HealthDay News — For patients with acute sinusitis, inhaled corticosteroids provide a small benefit over placebo but only after several weeks, results of a meta-analysis suggest.
The treatment worked best at higher doses and longer durations, Gail Hayward, MBBChir, DPhil, of Oxford University in England, and colleagues reported in Annals of Family Medicine.
Overall, symptoms improved or resolved completely about 7% more often in patients who used inhaled corticosteroids compared with those on placebo, with the most consistently significant benefits observed for facial pain and congestion.
“This systematic review demonstrates that intranasal corticosteroids offer a small but significant symptomatic benefit in acute sinusitis,” the researchers wrote.
The meta-analysis involved six studies and 2,495 patients aged 12 to 18 years with suspected acute sinusitis or rhinosinusitis, who were treated with intranasal corticosteroids or placebo in outpatient otorhinolaryngology clinics, emergency departments and general practice clinics.
Three trials evaluated mometasone furoate (Nasonex), two evaluated budesonide and one evaluated fluticasone propionate (Flonase). Antibiotics were also prescribed in five of the studies.
After 14 to 21 days, 66% of patients taking placebo experienced symptom improvement or resolution. This proportion increased 7% among patients taking the inhaled corticosteriods, which the researchers equated to a number needed to treat (NNT) of 13.
Although intranasal steriods are widely used to treat upper respiratory infections, there is minimal high-level evidence to support their use, the researchers noted.
Primary outcomes in five of the studies included in the metanalysis was improvement or resolution of symptoms within 14 to 21 days. For this outcome inhaled corticosteroids showed a combined risk difference (RD) of 0.08 in favor of steroid treatment (P=0.004), which persisted after two lower-quality studies were excluded (RD 0.07, P=0.02).
In the three studies that evaluated outcomes after 14 to 15 days, the researchers observed no differences between treatment with inhaled corticosteriods and placebo (RD 0.05, P=0.13). Similarly, no significant difference was observed in two studies that reported outcomes after 10 days.
In the three trials examined the effect of mometasone furoate, the researchers observed a significant dose-response relationship. An overall significant benefit was observed with doses ranging from 200 to 800 µg/d for 15 to 21 days (RD 0.08, P=0.02). Higher doses produced greater differences from placebo — the NNT was 8 for 800 µg/d (RD 0.12, P=0.0002), and 14 for 400 µg/d (RD 0.07, P=0.001).

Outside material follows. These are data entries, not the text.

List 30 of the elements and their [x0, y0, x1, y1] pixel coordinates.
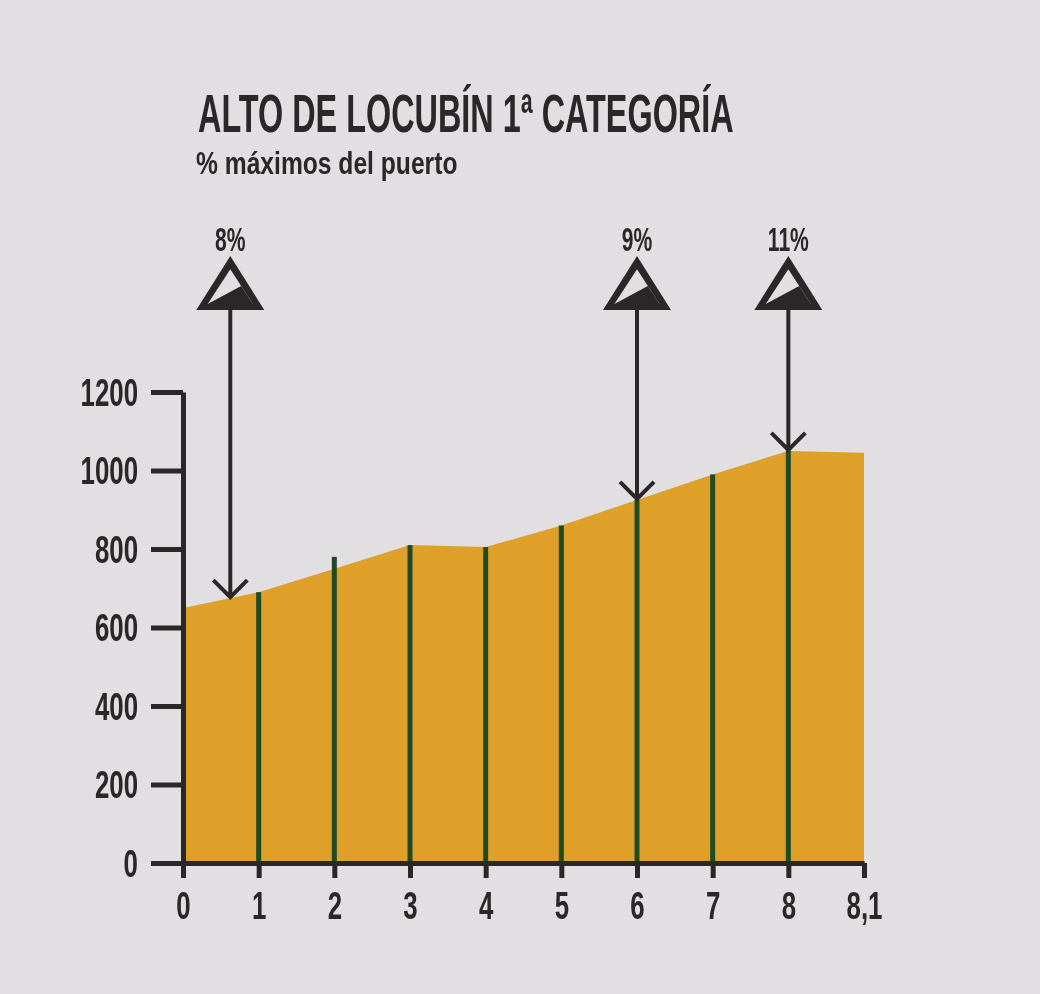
y-tick-label: 0	[123, 842, 138, 885]
bar	[331, 556, 337, 863]
y-tick-label: 400	[94, 685, 138, 728]
bar	[256, 592, 262, 863]
y-tick-label: 600	[94, 607, 138, 650]
annotation: 8%	[215, 219, 246, 259]
bar	[558, 525, 564, 863]
y-tick-label: 800	[94, 528, 138, 571]
bar	[785, 450, 791, 863]
bar	[710, 474, 716, 863]
x-tick-label: 6	[630, 885, 645, 928]
chart-title: ALTO DE LOCUBÍN 1ª CATEGORÍA	[198, 83, 734, 143]
x-tick-label: 4	[478, 885, 494, 928]
x-tick-label: 8,1	[846, 885, 883, 928]
bar	[483, 547, 489, 863]
x-tick-label: 0	[176, 885, 191, 928]
x-tick-label: 3	[403, 885, 418, 928]
annotation: 9%	[621, 219, 653, 259]
x-tick-label: 7	[705, 885, 721, 928]
x-tick-label: 5	[554, 885, 570, 928]
y-tick-label: 1200	[80, 371, 138, 414]
x-tick-label: 8	[781, 885, 797, 928]
y-tick-label: 200	[94, 764, 138, 807]
annotation: 11%	[767, 219, 809, 259]
y-tick-label: 1000	[80, 450, 138, 493]
x-tick-label: 1	[251, 885, 267, 928]
bar	[634, 499, 640, 863]
bar	[407, 545, 413, 863]
chart-subtitle: % máximos del puerto	[196, 144, 458, 181]
x-tick-label: 2	[327, 885, 343, 928]
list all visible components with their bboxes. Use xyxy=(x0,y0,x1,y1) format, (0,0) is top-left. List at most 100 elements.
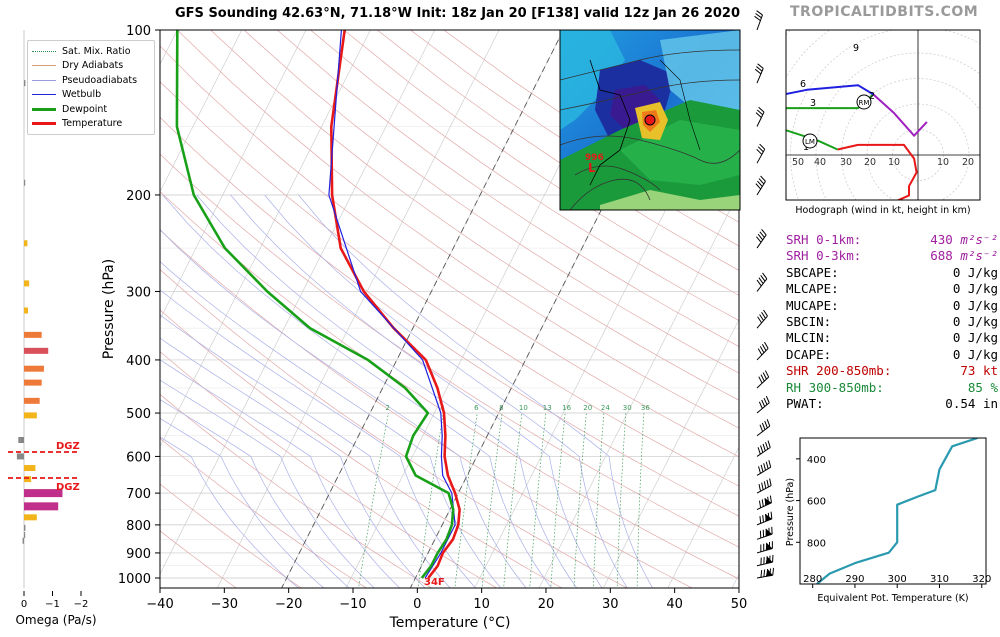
isotherm-line xyxy=(667,446,739,588)
stat-label: SBCIN: xyxy=(786,313,832,329)
wind-barb xyxy=(756,419,771,437)
stat-value: 0 J/kg xyxy=(952,313,998,329)
stat-label: SRH 0-1km: xyxy=(786,232,862,247)
legend-swatch xyxy=(32,50,56,52)
mixing-ratio-label: 2 xyxy=(385,404,389,412)
wind-barb xyxy=(756,309,768,329)
stats-panel: SRH 0-1km: 430 m²s⁻² SRH 0-3km: 688 m²s⁻² SB… xyxy=(786,232,998,412)
mixing-ratio-label: 36 xyxy=(641,404,650,412)
mixing-ratio-label: 6 xyxy=(474,404,479,412)
dry-adiabat xyxy=(160,351,498,588)
omega-bar xyxy=(24,331,42,338)
dry-adiabat xyxy=(160,45,739,458)
omega-bar xyxy=(24,307,28,314)
ytick-label: 900 xyxy=(126,547,151,562)
pseudoadiabat xyxy=(160,261,502,588)
omega-bar xyxy=(24,179,26,186)
pseudoadiabat xyxy=(298,194,654,588)
omega-xlabel: Omega (Pa/s) xyxy=(15,613,96,627)
xtick-label: −10 xyxy=(339,597,366,612)
ytick-label: 200 xyxy=(126,189,151,204)
map-low-marker: L xyxy=(588,161,596,175)
wind-barb xyxy=(756,526,773,540)
surface-temp-label: 34F xyxy=(424,577,445,588)
xtick-label: 50 xyxy=(731,597,748,612)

In the three trials that involved mometasone, patients randomized to inhaled corticosteriods had significantly greater improvement in facial pain, congestion, rhinorrhea, headache and postnasal drip (P<0.05).
Overall, no differences were observed in adverse events between patients taking inhaled corticosteriods and those on placebo.
In an accompanying editorial, John Hickner, MD, MSc, from the Cleveland Clinic, pointed out that the modest benefits observed in the meta-analysis do not necessarily translate into clinical practice.
“Most patients want to get better in a few days, not three weeks,” Hicker wrote. “Nasal steroids are not the answer for most patients.”
With a cost of about $61 for a bottle of fluticasone propionate nasal spray, most patients will opt to take cheaper medications such as pseudoephedrine and ibuprofen “for similar relief at a fraction of the cost,” he noted.
However, patients with allergic rhinitis are an exception to this rule. “I would not hesitate to prescribe nasal steroids for these patients when they have acute sinusitis,” Hickner wrote.
Hayward G. Ann Fam Med. 2012;10:241-249;doi:10.1370/afm.1338.
Hickner J. Ann Fam Med. 2012;10:196-197;doi:10.1037/afm.1395.